You wait for a while, eyes eagerly drawn to any movement in the branches, auburn tresses moving in the wind; you're dazzlin' Sal. I won't deny it. But then finally, you give up; I see the sadness come back to your face as you turn around and head back inside, not before throwing one last glance towards my hiding place… like you knew I was there all along.

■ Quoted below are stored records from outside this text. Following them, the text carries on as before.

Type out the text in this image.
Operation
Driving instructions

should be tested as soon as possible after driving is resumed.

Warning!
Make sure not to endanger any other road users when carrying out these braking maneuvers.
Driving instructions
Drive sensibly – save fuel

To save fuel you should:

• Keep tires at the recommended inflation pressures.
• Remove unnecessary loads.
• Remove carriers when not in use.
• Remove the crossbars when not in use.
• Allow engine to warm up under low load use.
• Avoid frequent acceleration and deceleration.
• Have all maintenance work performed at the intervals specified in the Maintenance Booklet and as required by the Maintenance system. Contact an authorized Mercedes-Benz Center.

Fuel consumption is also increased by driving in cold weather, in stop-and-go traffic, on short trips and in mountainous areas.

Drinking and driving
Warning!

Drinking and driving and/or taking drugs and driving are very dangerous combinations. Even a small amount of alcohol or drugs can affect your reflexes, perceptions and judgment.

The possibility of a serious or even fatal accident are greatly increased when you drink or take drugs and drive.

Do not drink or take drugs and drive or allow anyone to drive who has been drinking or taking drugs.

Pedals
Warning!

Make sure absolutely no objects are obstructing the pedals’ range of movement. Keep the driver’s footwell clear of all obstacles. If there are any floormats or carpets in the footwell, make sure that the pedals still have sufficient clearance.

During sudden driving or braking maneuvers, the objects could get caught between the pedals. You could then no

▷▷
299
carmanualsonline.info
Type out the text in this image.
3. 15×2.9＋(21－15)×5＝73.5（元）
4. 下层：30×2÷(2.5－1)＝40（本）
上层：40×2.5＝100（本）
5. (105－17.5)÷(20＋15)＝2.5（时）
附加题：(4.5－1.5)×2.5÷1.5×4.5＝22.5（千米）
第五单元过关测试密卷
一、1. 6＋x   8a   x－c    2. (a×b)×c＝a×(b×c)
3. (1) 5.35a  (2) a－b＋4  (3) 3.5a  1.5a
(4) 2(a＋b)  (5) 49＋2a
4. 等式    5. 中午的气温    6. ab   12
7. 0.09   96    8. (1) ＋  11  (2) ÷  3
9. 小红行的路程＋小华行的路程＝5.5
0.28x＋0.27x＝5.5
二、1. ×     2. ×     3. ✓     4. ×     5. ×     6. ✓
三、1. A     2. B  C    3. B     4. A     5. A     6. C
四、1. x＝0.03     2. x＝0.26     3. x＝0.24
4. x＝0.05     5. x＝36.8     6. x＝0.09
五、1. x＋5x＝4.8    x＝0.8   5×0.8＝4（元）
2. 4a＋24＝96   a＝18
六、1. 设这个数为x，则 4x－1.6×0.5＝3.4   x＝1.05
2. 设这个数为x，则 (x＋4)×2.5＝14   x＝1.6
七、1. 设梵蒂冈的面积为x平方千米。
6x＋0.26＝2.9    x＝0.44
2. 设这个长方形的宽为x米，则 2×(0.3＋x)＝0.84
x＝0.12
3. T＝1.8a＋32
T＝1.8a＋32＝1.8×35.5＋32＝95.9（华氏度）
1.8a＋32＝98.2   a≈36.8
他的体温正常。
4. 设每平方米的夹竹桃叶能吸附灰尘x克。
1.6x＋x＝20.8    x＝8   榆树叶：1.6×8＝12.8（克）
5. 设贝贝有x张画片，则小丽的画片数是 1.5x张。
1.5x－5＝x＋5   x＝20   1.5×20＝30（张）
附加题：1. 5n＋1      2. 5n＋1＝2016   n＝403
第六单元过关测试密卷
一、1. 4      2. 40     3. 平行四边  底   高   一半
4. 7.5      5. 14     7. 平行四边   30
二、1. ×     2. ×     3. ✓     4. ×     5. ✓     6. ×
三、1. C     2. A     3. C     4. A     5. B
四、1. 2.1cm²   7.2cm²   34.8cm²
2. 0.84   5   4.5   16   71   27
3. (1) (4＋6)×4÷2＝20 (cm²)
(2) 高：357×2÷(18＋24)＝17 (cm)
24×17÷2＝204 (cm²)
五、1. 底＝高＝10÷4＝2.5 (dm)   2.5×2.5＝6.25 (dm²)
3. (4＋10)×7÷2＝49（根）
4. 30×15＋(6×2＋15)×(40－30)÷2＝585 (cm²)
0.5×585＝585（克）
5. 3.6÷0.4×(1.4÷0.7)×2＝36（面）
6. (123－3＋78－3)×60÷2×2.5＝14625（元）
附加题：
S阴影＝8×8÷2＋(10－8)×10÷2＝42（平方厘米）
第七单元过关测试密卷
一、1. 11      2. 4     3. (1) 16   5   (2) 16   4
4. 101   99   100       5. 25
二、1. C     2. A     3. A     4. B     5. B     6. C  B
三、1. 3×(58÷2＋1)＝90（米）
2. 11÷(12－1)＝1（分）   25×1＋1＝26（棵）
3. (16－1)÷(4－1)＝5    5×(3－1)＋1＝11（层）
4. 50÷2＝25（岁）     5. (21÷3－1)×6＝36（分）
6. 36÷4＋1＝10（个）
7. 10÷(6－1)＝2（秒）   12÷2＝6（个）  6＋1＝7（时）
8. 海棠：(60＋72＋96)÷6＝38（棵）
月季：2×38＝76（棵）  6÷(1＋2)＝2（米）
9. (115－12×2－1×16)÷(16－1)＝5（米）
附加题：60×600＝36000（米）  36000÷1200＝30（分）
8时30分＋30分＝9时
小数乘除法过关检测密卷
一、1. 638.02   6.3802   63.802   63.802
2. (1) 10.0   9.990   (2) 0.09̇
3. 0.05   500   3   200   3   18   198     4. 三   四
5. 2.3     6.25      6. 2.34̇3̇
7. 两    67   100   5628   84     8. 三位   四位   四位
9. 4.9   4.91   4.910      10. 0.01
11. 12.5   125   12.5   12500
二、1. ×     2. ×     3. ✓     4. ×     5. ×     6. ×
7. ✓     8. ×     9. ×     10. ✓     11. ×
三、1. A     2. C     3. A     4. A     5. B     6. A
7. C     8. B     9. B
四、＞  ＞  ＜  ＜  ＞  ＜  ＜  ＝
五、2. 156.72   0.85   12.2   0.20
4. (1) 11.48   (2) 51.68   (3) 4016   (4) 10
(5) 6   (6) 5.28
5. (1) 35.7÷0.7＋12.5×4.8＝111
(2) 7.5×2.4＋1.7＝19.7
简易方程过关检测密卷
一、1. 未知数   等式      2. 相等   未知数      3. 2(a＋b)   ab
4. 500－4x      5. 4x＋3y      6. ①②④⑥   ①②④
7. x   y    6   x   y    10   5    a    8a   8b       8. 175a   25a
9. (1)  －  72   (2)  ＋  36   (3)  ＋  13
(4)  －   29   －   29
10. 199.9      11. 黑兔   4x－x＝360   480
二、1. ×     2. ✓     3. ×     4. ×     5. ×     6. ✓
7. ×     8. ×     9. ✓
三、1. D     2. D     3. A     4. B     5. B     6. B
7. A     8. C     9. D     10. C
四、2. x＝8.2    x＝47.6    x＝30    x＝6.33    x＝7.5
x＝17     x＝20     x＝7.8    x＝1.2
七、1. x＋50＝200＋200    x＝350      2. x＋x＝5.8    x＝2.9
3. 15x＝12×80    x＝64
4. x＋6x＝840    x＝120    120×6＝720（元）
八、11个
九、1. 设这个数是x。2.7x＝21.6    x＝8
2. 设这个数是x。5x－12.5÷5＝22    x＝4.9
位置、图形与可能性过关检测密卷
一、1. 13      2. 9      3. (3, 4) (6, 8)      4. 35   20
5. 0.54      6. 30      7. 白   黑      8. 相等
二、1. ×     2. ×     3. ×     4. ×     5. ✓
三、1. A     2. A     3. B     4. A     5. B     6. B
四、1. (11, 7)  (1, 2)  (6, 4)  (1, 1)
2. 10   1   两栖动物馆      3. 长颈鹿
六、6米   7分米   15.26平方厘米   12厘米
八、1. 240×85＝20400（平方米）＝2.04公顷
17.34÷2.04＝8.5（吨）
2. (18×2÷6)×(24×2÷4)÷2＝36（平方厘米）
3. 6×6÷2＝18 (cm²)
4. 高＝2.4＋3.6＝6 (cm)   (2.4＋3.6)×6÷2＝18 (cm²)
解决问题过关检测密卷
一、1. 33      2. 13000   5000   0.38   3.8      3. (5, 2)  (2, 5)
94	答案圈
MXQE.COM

Your cry still seems to linger in wind though, I hear it callin' as I drop from my perch onto the turf below me. But it falls on deaf ears. There is no Sonic here for you Sal', the one you loved – I think he died a long time ago – just like I left my Sally a long time ago.

I look up at your balcony one last time before I too turn away.

"Sonic… I'm sorry..."

We're all sorry Sal', but you shouldn't be.

All you did was break my heart, I got over it.